We have taken over accounts for websites which were not mobile friendly - the account spend over £5,000 on mobile and got 0 conversions in the space of 14 days.The previous account manager failed to check whether the website was responsive and website owners forgot to mention.


If you are a PPC manager and just took over a new client, inspect it on different devices - losing conversions due to poor speed or a non-responsive site would raise questions like 'Why aren't the ads working?' Here is another example of a campaign we took over, client's service charges no more than £200.

Another report some account managers tend to overlook is demographics - this includes age, gender and income levels for some countries. Even if your product isn't gender specific, you might find that certain terms have better conversions among a certain age group or gender. Adjusting bids for demographics is another easy win when looking to maximise your PPC budget. As you can see below, visitors aged 18-24 have never converted, yet there was no bid adjustment to exclude them.


Demographic adjustments don't end with bid tweaks - customise the messaging for each age range or gender. We already know that certain generations would prefer security over low price, while others are after fast results and low costs. Is your product to be used by women but mostly purchased by men as a gift? Think about your target audiences, check your data and performance and customise your ad copy and landing pages for the best user experience and optimal conversion rates.


Audiences. You can adjust your search campaign bids based on the audience's detailed demographics, interests, what they're actively planning or how they interacted with your website. This includes returning visitors, as well as custom intent audiences and detailed demographics such as marital status, income level, parental status, education and home ownership status. Imagine the possibilities and optimal results you would achieve if you combine bidding on your best keywords and perfect buyer persona.
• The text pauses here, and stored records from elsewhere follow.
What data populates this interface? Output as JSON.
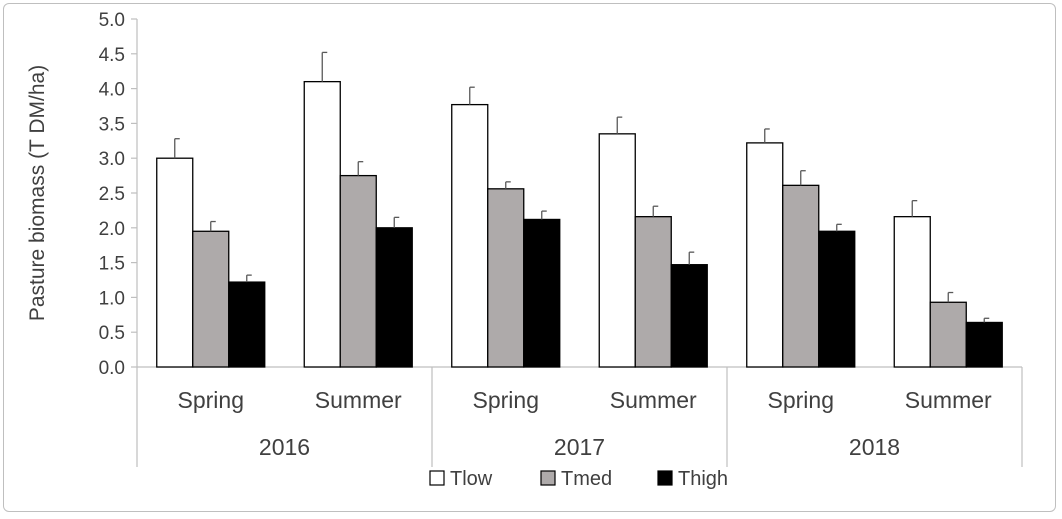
{
  "chart_data": {
    "type": "bar",
    "ylabel": "Pasture biomass (T DM/ha)",
    "xlabel": "",
    "title": "",
    "ylim": [
      0,
      5
    ],
    "ytick_step": 0.5,
    "grid": false,
    "legend_position": "bottom",
    "groups": [
      {
        "year": "2016",
        "seasons": [
          "Spring",
          "Summer"
        ]
      },
      {
        "year": "2017",
        "seasons": [
          "Spring",
          "Summer"
        ]
      },
      {
        "year": "2018",
        "seasons": [
          "Spring",
          "Summer"
        ]
      }
    ],
    "categories": [
      "Spring 2016",
      "Summer 2016",
      "Spring 2017",
      "Summer 2017",
      "Spring 2018",
      "Summer 2018"
    ],
    "series": [
      {
        "name": "Tlow",
        "color": "#ffffff",
        "values": [
          3.0,
          4.1,
          3.77,
          3.35,
          3.22,
          2.16
        ],
        "errors": [
          0.28,
          0.42,
          0.25,
          0.24,
          0.2,
          0.23
        ]
      },
      {
        "name": "Tmed",
        "color": "#aeaaaa",
        "values": [
          1.95,
          2.75,
          2.56,
          2.16,
          2.61,
          0.93
        ],
        "errors": [
          0.14,
          0.2,
          0.1,
          0.15,
          0.21,
          0.14
        ]
      },
      {
        "name": "Thigh",
        "color": "#000000",
        "values": [
          1.22,
          2.0,
          2.12,
          1.47,
          1.95,
          0.64
        ],
        "errors": [
          0.1,
          0.15,
          0.12,
          0.18,
          0.1,
          0.06
        ]
      }
    ]
  }
}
Audience targeting, combined with the correct placement and display keywords are one of the keys to a successful display campaign using Google Ads.


By using Search Audiences, you can also exclude returning visitors from your PPC campaigns and target them by different means or bid even higher on those who are close to completing a purchase. Excluding returning visitors from your PPC also excludes competitor clicks.


Remarketing. Whether you choose Display Ads only or have an omnichannel approach to reaching existing clients and visitors, remarketing is an excellent choice when you're looking to maximize your PPC budget. Remarketing ads help you stay in the buyers' mind while they consider your offer, do price comparison checks or simply wait for a better time to purchase.


Tailor your remarketing based on how users interacted with your website - exclude those who bounced off immediately, match the messaging to the service or products your visitors engaged with and cap the frequency of impressions.